Police blamed “resource pressures,” an increase in requests (from 14,000 in 2019 to nearly 59,000 in 2024), and fragmented IT systems. But this reflects the contradictions of liberal reformism: reforms that could meaningfully challenge oppression are either underfunded, delayed, or administered through institutions designed for repression.

Instead of strengthening community-based support networks, the capitalist state centralised disclosure in the police, the very institution most distrusted by victims of abuse. Dr Katerina Hadjimatheou, a criminologist quoted in the BBC piece, even noted that most applicants for Clare’s Law disclosures had not previously sought help, meaning these moments were crucial opportunities to prevent serious harm. Yet the police’s mishandling of such cases squanders those opportunities.

This is not merely inefficiency; it is a reflection of class priorities. Capitalist governments will fund surveillance, prisons, and military interventions, but leave domestic abuse units short-staffed and survivors waiting for years.

Economic Dependence and Entrapment

Sarah described how, after her baby was born, she felt “sucked in” and “couldn’t get out of the relationship.” Many women in abusive relationships face the same situation: fear of escalation, lack of money or housing, and concern that authorities will not believe them or will take away their children.

These are material conditions, not psychological weaknesses. They exist because under capitalism, economic dependence and the privatisation of care leave women trapped. Austerity has gutted women’s refuges, housing support, and welfare, making escape from violence ever harder.

The state’s response, meanwhile, is to demand victims navigate bureaucratic systems like Clare’s Law, whose delays and errors expose them to further harm.

A Socialist Alternative

The lesson is clear: reforms like Clare’s Law cannot eliminate the structural roots of gendered violence. Real protection requires social transformation, the construction of a socialist society where the working class holds power.

Such a society would:

  • Guarantee housing, childcare, and employment, removing the economic dependence that traps women with abusers.
  • Socialise domestic labour and childrearing, breaking the isolation of the family unit.
  • Replace police-led disclosure systems with local, democratically run institutions involving trade unions, women’s organisations, and social workers, accountable to the community rather than the state bureaucracy.
  • Educate and mobilize the masses to see violence against women not as a private failure but as a betrayal of proletarian solidarity.

Under socialism, the machinery of the state would no longer serve property and profit, but the collective welfare of the working people, and therefore the liberation of women from both economic and patriarchal oppression.

Conclusion

Sarah’s story exposes the moral bankruptcy of a system that leaves survivors begging the police for information it already possesses.
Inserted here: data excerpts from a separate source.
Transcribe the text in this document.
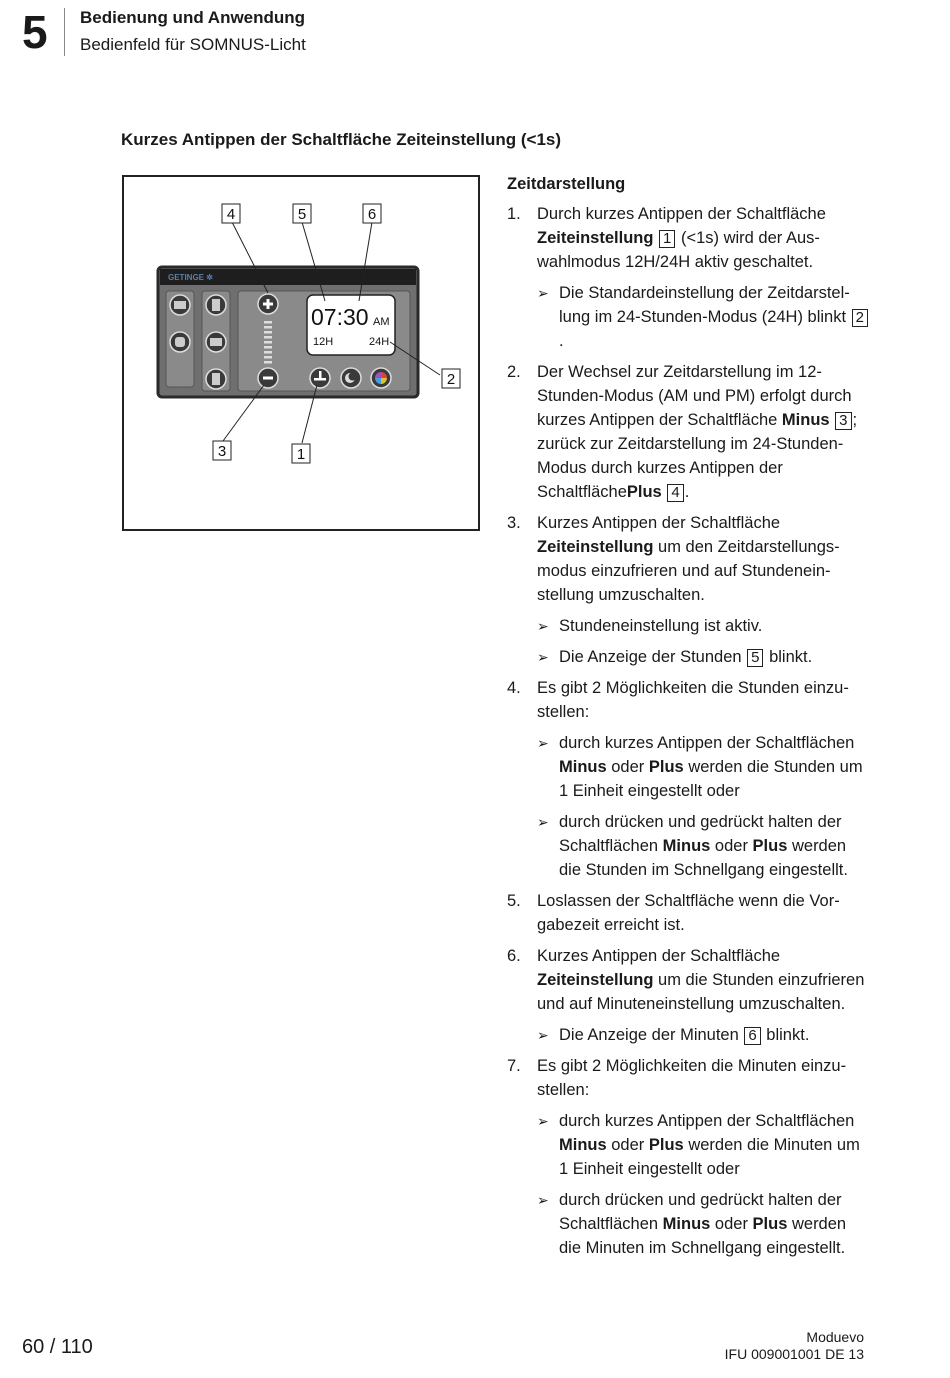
5 Bedienung und Anwendung
Bedienfeld für SOMNUS-Licht
Kurzes Antippen der Schaltfläche Zeiteinstellung (<1s)
GETINGE ✲
07:30 AM
12H	24H
4	5	6
2
3	1
Zeitdarstellung
1. Durch kurzes Antippen der Schaltfläche Zeiteinstellung 1 (<1s) wird der Auswahlmodus 12H/24H aktiv geschaltet.
➢ Die Standardeinstellung der Zeitdarstellung im 24-Stunden-Modus (24H) blinkt 2.
2. Der Wechsel zur Zeitdarstellung im 12-Stunden-Modus (AM und PM) erfolgt durch kurzes Antippen der Schaltfläche Minus 3 ; zurück zur Zeitdarstellung im 24-Stunden-Modus durch kurzes Antippen der SchaltflächePlus 4 .
3. Kurzes Antippen der Schaltfläche Zeiteinstellung um den Zeitdarstellungsmodus einzufrieren und auf Stundeneinstellung umzuschalten.
➢ Stundeneinstellung ist aktiv.
➢ Die Anzeige der Stunden 5 blinkt.
4. Es gibt 2 Möglichkeiten die Stunden einzustellen:
➢ durch kurzes Antippen der Schaltflächen Minus oder Plus werden die Stunden um 1 Einheit eingestellt oder
➢ durch drücken und gedrückt halten der Schaltflächen Minus oder Plus werden die Stunden im Schnellgang eingestellt.
5. Loslassen der Schaltfläche wenn die Vorgabezeit erreicht ist.
6. Kurzes Antippen der Schaltfläche Zeiteinstellung um die Stunden einzufrieren und auf Minuteneinstellung umzuschalten.
➢ Die Anzeige der Minuten 6 blinkt.
7. Es gibt 2 Möglichkeiten die Minuten einzustellen:
➢ durch kurzes Antippen der Schaltflächen Minus oder Plus werden die Minuten um 1 Einheit eingestellt oder
➢ durch drücken und gedrückt halten der Schaltflächen Minus oder Plus werden die Minuten im Schnellgang eingestellt.
60 / 110	Moduevo
IFU 009001001 DE 13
It shows how capitalist bureaucracy, austerity, and patriarchal ideology intertwine to perpetuate women’s suffering.

As Sarah herself said, “Had the Clare’s Law disclosure been given correctly at the correct time, I could have made an informed decision. And I would more than likely have left.”

Her words are a condemnation not just of one police force’s delay, but of a whole social order that treats women’s lives as expendable. Until the capitalist state is replaced by a workers’ state, dedicated to uprooting the material basis of exploitation and domination, such tragedies will continue to repeat themselves.